Co-op America Consumer Action Campaign Successful in Helping Halt
                Construction of Dominion Coal-fired Plants.


    WASHINGTON, June 21 /PRNewswire-USNewswire/ -- Co-op America's Climate
Change Program today applauded a decision by Dominion Power to cancel three
of four new dirty coal-fired power plants originally slated for
construction by the company. Co-op America thanked the participants in its
successful consumer awareness campaign opposing the controversial power
plants.
    More than 20,000 Co-op America members and other concerned citizens
sent messages to Dominion urging the power company to focus more on
alternative energy sources.
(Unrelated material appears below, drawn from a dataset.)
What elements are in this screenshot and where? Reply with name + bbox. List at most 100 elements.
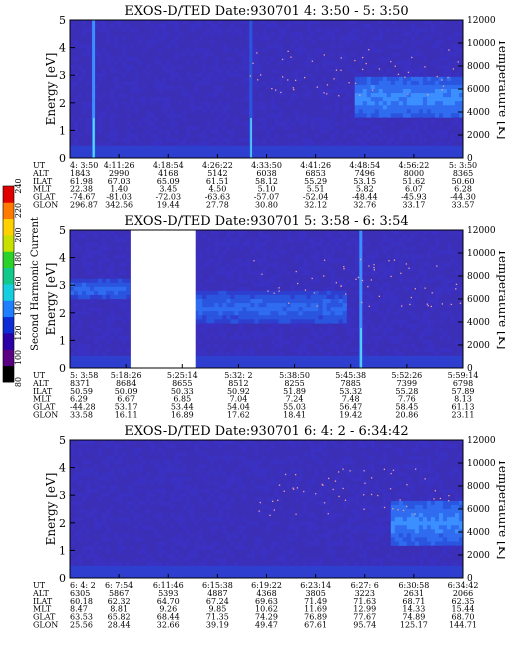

Co-op America renewed its call in April 2007
for Americans to speak out against the plans of the Richmond-based energy
company. The petitions from consumers join the concerns of shareholders who
called on the company at its annual meeting to address the pressing climate
change issues at stake.
    Co-op America Climate Change Program Director Todd Larsen said: "Co-op
America and its members have been calling on Dominion Power to stop relying
on dirty coal power, and transition toward cleaner energy solutions that
will reduce global warming emissions. Last year, after we first began
taking action on Dominion, we saw the company begin to invest in wind power
for the first time. Now Dominion and Royal Dutch Shell are pledging to
triple wind power investments in West Virginia over the course of this
year.
    Dominion has recently cancelled plans for two coal-fired power plants
totaling 2250 megawatts, according to the Department of Energy
(http://www.netl.doe.gov/coal/refshelf/ncp.pdf). Dominion has also
confirmed that a 600 MW plant scheduled for Ohio has been cancelled.
    Larsen emphasized that the public needs to keep up the pressure on
Dominion, which still has plans to build a dirty coal-fired power plant and
a nuclear power plant in Virginia. Dominion has also failed to comply with
shareholder requests that it disclose its potential financial exposure from
foreseeable climate regulations.
    Earlier this spring, Co-op America joined allies in Virginia to oppose
Dominion-sponsored legislation in that state to allow the company to reap
greater profits without making additional investments in renewable energy.
Co-op America members contacted the governor's office to ask for changes to
make the bill better serve consumers and the environment. The final
legislation was improved to include a doubling of the state's voluntary
renewable energy use and demand consumption goals by 2022.
    ABOUT CO-OP AMERICA
    Co-op America is a non-profit membership organization founded in 1982
with the mission to harness economic power-the strength of consumers,
investors, businesses, and the marketplace-and to create a socially just
and environmentally sustainable society.
 

SOURCE Co-op America, Washington, D.C.